Книга: Пан Володыёвский
Назад: ГЛАВА XXIX
Дальше: ГЛАВА XXXI

ГЛАВА XXX

В тот же день Бася принялась выпытывать татарина. Следуя совету мужа и предупрежденная о диком нраве Азьи, она хотела начать издалека. Но едва он встал перед нею, тотчас все и выложила:
— Пан Богуш говорит, что ты, сударь, из знатных, но я полагаю, что и наизнатнейшему любить не заказано.
Азья прикрыл глаза, склонил голову.
— Твоя правда, вельможная пани! — сказал он.
— С сердцем оно ведь так: раз, и готово!
Бася тряхнула светлыми вихрами, заморгала, всем своим видом показывая, что она и сама-де в этих делах знает толк и надеется, что перед ней человек с пониманием.
Азья вскинул голову, охватил взглядом прелестную ее фигурку, никогда еще не виделась она ему столь обворожительной: румяное детское личико, повернутое к нему, сияло улыбкой, глаза излучали оживление и любопытство.
Но чем невиннее она казалась, тем соблазнительней была, тем сильнее вожделел ее Азья; он упивался страстью, как вином, отдаваясь одному желанию — выкрасть ее у мужа, похитить, удержать навечно у своей груди, руки ее сплетенные чувствовать на шее — и любить, любить до помрачения, пусть бы пришлось и погибнуть самому или с нею вместе.
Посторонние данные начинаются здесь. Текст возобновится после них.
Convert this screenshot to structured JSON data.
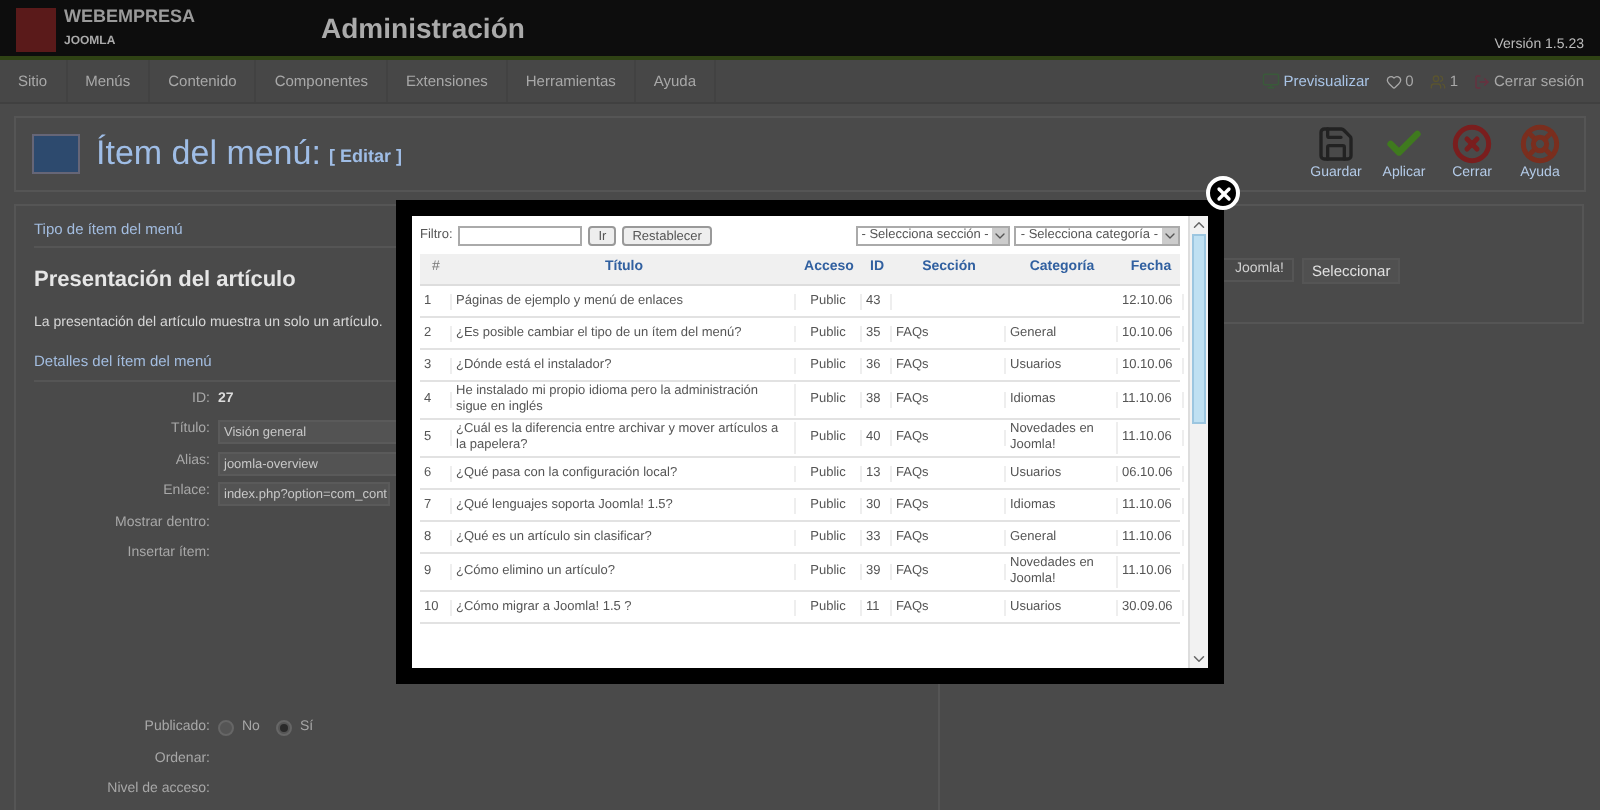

От мысли такой все закружилось у него перед глазами; новые желания повыползали из пещер души, как змеи из горных расщелин; но то был человек железной воли, и он сказал себе: «Не время еще» — и держал свое дикое сердце в узде словно необъезженного коня.
Он стоял перед нею с холодным лицом, хотя губы и глаза его горели, и бездонные зеницы выражали то, о чем молчал стиснутый рот.
Но Баська — душа ее была чиста, как вода в роднике, да и мысли совсем иным заняты — вовсе не понимала той речи; она думала, что бы такое еще сказать татарину, и, наконец, поднявши пальчик, изрекла:
— Бывает, таит человек в сердце чувство и не смеет открыться, а признайся он, глядишь, что-то приятное узнал бы.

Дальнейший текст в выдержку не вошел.